Though Brinell testing is not usually used at such high hardness values, a hardness of 66 RC is roughly 757 Brinell, 67 RC is roughly 775, and 68 RC (highest RC used) is roughly 794--these Brinell values would need a test ball harder than tungsten carbide to reach (diamond? A slash (/) means "face maximum/back average" for face-hardened armors.
Very hard materials are usually also brittle and suddenly fail over a large area when the applied force exceeds the shear or tensile strength of the material. Most impurities in a vat of molten Iron weigh a different amount than the Iron and, if given a long enough time, will eventually either float to the surface or sink to the bottom of the vat, allowing the vat to be solidified as is, and then the top and bottom layers of the Iron ingot cut off, removing the impurities, after which the remaining Iron is for further processing (sometimes going through this purification process more than once).
- Projectiles of the "COMMON" type (see above) that usually employed some kind of nose fuze (though most U. World War II HC designs could have their nose fuzes replaced aboard ship by a solid steel nose plug and used as rather weak SAP-type projectiles (see COMMON, above) relying on their impact base fuzes against unarmored or very lightly-armored targets) and that had a very large explosive filler charge (4-10%). A major problem is that the more thoroughly mixed the impurities are and the smaller the particles, the longer this takes (it may take essentially forever for some materials that mix well with Iron). A method of purification that was not used during the Age of Ironclads, but is used widely today, is called Zone Refining.
NOTE: The hardness values given here are typical for the given plate type, usually with a range of about 20-30 up and down for a hard face and 5-10 up and down for the rest, centered on the given value.

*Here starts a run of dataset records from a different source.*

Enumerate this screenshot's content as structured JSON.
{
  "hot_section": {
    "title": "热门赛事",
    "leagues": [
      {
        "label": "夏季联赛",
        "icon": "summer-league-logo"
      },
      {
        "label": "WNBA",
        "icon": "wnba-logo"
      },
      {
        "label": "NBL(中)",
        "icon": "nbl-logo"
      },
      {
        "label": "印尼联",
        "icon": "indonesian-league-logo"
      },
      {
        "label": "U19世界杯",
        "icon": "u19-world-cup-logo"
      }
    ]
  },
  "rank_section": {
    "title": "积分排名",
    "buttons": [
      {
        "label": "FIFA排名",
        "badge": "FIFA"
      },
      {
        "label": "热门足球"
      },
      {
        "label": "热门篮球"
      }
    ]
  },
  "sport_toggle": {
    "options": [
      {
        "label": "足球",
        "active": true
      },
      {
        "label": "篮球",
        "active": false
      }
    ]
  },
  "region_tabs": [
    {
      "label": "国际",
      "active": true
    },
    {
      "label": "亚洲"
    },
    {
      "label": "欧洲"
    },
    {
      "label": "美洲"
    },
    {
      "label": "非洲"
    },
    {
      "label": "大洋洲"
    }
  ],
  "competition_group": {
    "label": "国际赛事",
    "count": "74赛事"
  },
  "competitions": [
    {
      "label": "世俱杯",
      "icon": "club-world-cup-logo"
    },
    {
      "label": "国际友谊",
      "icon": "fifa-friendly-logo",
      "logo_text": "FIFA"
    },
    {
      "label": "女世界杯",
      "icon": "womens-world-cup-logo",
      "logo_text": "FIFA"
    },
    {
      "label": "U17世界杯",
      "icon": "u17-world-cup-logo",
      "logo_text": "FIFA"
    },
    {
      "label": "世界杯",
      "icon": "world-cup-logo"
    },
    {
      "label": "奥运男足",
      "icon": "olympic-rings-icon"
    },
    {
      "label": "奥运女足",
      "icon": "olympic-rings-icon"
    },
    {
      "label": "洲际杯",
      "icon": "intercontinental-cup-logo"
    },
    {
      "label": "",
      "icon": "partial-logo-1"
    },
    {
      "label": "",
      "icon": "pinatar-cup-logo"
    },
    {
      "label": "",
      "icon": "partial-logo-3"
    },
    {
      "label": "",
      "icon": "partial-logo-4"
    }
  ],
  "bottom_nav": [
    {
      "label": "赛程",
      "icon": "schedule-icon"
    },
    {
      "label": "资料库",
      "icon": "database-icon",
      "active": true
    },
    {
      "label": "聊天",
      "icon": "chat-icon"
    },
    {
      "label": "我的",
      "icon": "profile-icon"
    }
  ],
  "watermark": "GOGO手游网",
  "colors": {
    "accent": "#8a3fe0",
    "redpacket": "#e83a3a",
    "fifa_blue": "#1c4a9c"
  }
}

Many specification have step-values for metal properties at certain pre-defined thicknesses, complicating evaluations over the entire thickness range.
Base-fuzed designs usually were very similar to armor-piercing designs, except for their 50-200% larger explosive charge and generally lighter construction (the larger the filler charge, the lighter the projectile body was).
Nose-fuzed designs were of the large-filler "HIGH EXPLOSIVE/HIGH CAPACITY" (HE/HC) type (see below), with those dedicated to anti-aircraft use with time or, later, VT nose fuzes also called "AA Common." Base fuzes were always impact types ("Base Detonating" (high explosive filler) or "Base Ignition" (black powder filler)) using the inertia of a weighted firing pin thrown forward on impact to set off the sensitive primer, with or without an internal black powder short-delay element.
Note that Iron alloys are somewhat temperature sensitive and older forms, especially up to the end of World War I, tended to get brittle when the temperature dropped below the freezing point of water, though this had less effect on the tougher, Nickel-alloy steels; most post-World War I steels were much better due to the reduction in the amount of impurities in the metal and tighter quality control, so that much lower temperatures were needed to cause any increased brittleness.
If the material can "give" under the load fast enough, it can keep its net force below the tensile strength and not break or tear open until there is literally no more metal left to stop the force (soft taffy or high quality wrought iron can approximate this), which will prevent brittle behavior.